Solar energy is a rapidly growing industry, and the durability and longevity of solar mounting structures are crucial for the efficient functioning of solar power systems. One of the key factors that determine the longevity of solar mounting structures is the type of coating used on them. In this blog post, we will discuss the different types of coatings used on solar mounting structures, their unique properties and the industry standard grading in use.

Anodized coating: Anodizing is an electrochemical process that creates a protective oxide layer on the surface of aluminium. This coating is highly durable, resistant to weathering, and provides excellent insulation. Anodized coatings are often used on aluminium solar mounting structures. AA10 is the common industry standard of anodized coating which is 10 microns thick.

Powder coating: This type of coating is applied as a dry powder and then cured under heat. It is an environmentally friendly process and provides a durable, long-lasting finish. Powder coating is often used for steel and aluminium solar mounting structures.

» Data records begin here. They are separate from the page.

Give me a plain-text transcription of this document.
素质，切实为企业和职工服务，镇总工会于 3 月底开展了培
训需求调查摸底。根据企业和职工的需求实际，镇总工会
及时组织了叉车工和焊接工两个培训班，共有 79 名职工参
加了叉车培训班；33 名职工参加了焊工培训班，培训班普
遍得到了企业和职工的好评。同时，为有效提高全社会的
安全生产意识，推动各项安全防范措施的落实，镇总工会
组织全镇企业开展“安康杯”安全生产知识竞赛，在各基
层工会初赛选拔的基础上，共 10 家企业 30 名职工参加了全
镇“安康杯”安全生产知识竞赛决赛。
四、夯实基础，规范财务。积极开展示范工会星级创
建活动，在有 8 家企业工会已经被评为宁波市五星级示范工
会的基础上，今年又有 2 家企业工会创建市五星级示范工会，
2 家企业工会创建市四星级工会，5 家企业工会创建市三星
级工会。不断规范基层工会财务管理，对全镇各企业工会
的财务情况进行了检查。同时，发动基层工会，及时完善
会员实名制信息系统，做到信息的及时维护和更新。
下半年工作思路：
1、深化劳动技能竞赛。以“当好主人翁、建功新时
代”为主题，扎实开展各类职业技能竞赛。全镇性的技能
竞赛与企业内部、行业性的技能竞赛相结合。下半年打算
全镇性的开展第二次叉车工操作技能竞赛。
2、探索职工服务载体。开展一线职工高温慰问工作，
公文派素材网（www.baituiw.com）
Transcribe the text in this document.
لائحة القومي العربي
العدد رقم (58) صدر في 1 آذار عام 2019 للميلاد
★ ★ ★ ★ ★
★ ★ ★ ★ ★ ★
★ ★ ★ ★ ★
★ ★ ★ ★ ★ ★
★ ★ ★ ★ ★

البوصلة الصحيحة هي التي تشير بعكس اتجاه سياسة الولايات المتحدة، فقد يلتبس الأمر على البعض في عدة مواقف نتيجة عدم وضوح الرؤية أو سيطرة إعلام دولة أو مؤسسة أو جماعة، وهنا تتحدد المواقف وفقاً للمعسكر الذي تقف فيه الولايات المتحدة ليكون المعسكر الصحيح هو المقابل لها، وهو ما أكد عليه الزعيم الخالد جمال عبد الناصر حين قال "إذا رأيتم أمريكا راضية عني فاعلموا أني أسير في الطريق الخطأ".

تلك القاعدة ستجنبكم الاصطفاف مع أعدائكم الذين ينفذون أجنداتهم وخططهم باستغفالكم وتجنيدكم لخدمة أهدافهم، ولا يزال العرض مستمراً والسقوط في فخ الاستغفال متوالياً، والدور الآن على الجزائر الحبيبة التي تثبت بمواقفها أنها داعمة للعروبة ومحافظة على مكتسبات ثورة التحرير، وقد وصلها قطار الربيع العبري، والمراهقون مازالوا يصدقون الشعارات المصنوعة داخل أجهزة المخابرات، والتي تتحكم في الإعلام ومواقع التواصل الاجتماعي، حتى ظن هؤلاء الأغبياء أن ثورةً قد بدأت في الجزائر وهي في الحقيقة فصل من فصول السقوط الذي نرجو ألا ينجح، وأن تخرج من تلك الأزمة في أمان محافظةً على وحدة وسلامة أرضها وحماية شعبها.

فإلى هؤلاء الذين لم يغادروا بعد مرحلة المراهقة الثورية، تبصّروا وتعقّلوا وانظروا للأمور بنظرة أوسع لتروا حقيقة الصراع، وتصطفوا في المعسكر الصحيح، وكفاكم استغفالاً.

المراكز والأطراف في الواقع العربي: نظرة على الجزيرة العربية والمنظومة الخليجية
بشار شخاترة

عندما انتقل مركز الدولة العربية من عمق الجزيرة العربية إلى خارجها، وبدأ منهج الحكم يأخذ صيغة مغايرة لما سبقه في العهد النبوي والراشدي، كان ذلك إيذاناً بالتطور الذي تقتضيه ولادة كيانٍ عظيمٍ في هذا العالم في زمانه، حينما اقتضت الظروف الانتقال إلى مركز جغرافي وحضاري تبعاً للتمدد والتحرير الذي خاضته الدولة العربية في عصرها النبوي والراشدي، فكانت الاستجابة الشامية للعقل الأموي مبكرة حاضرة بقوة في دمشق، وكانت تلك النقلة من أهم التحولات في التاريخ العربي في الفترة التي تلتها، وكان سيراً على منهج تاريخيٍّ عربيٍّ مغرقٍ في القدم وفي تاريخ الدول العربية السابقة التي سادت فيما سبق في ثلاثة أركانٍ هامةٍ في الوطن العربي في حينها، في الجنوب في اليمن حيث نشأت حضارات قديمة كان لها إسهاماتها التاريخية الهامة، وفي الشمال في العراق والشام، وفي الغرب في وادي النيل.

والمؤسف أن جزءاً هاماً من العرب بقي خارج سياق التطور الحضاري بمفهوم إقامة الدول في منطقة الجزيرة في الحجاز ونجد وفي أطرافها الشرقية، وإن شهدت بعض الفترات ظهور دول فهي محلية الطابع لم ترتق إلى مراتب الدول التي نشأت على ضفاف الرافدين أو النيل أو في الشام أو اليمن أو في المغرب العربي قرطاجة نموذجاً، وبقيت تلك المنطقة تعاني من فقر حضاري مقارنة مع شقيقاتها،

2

Galvanized coating: This type of coating is used to protect steel from corrosion. Galvanized coatings are available in two forms: electro-galvanized and hot-dip galvanized. Electro-galvanized coating is applied by electroplating zinc onto the steel, while hot-dip galvanized coating is applied by immersing the steel in a bath of molten zinc. Both types of galvanized coatings provide excellent corrosion resistance. Hot rolled sheets with Hot Dip Galvanizing coat ranging from 80 microns to special coating of 120 microns is the industry standard for hot-dip galvanized coating.

Galvalume coating: This type of coating is a type of alloy coating that is composed of a mixture of aluminium, zinc, and silicon. Galvalume coating is highly corrosion-resistant and provides excellent protection for steel solar mounting structures. 150 AZ coating is the industry standard for Galvalume coating.

PosMAC coating: POSMAC coating is a corrosion-resistant product that is 5 to 10 times stronger resistance than that of a normal hot-dip galvanized steel sheet [GI, GI(H)]with the same coating weight. PosMAC has an excellent cross-section corrosion resistance; normal thick plating products can be replaced with this product. The same processing, assembly, and painting process can be applied to PosMAC as one would apply to GI. GP Sheets with coating upto 550 GSM is the industry standard for PosMAC coating.

In conclusion, the type of coating used on solar mounting structures plays a crucial role in determining the longevity and durability of the structures. The use of anodized, powder, galvanized, Galvalume and PosMAC coatings provides excellent protection against corrosion and weathering, ensuring the efficient functioning of solar power systems. It’s important to choose the right coating based on the specific needs and requirements of the project.